Railway Programming in TS ​
Railway programming is concept popularized by Scott Wlaschin in F# for fun and profit.
I will not paraphrase what he explains, he explains it brilliantly and better than I would.
In TypeScript, there mainly 2 flavors: method chaining and piping. Let’s review them both.
Let’s say we want to compose together those functions, the idea is to:
parse number -> multiply by 3 -> divide by 12
ts
const divideBy = (divider: number) => (n: number) => {
if (divider === 0) return Result.fail('cannot divide by zero')
return n / divider
}
const multiplyBy = (factor: number) => (n: number) => n * factor
const parseNumber = (value: unknown) => {
try {
return Result.ok(parseInt(value))
} catch {
return Result.fail('invalid number')
}
}
Method chaining ​
ts
const result = parseNumber('12345')
.map(multiplyBy(3)) // multiplyBy cannot fail
.flatMap(divideBy(12)) // `.flatMap` because `divideBy` returns a Result.
Libraries:
- purify-ts – named as
Either
- @swan-io/boxed
- neverthrow
Pros:
- For a lot of developers, method chaining is an intuitive API to use.

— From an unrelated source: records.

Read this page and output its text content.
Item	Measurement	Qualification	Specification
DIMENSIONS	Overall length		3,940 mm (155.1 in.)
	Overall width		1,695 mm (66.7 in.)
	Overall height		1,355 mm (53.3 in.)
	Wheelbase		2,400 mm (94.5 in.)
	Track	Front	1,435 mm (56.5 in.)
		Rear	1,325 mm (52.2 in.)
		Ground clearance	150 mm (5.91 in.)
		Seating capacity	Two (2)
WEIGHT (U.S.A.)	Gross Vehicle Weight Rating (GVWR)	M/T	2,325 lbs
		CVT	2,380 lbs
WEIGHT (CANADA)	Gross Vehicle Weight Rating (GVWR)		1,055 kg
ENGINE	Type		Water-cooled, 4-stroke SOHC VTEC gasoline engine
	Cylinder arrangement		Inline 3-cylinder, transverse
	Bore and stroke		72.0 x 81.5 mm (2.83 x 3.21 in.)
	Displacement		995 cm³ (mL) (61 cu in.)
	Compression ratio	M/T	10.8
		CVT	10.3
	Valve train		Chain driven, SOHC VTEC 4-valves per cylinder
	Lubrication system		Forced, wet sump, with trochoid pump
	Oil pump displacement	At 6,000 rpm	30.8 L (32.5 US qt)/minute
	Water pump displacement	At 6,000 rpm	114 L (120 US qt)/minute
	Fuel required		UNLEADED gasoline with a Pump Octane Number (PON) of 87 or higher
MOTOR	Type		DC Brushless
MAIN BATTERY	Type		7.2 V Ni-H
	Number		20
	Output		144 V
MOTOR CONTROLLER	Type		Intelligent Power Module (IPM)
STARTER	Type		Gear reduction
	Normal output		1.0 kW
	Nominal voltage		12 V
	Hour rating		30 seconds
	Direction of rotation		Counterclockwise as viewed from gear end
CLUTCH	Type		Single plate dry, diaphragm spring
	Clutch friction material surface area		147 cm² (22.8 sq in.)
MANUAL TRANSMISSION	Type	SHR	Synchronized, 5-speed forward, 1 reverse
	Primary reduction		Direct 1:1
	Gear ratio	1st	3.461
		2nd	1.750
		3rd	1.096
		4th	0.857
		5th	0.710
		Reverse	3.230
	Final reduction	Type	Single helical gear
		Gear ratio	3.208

- Intellisense can guide us.
Cons:
- From my actual experience: you need to own the
Result
class. Any shortcoming on the API and you are doomed. Because you always need to transform to other types, and at some point we were lacking a transformation. You don’t have time to wait for a PR or fork stuff around. - There might be a performance overhead because we are re-creating
Result
object at every chained step.
Piping ​
ts
const result = pipe(
'12345',
parseNumber,
multiplyBy(3),
divideBy(12),
)
Libraries:
- fp-ts
- A bunch of others I am too lazy to find back
Pros:
- Composability: we can transform anything to anything, and add our custom functions to the dance.
- No performance overhead, it’s just functions.
Cons:
- piping is mostly understood by functional developers only.
- Intellisense cannot really guide us.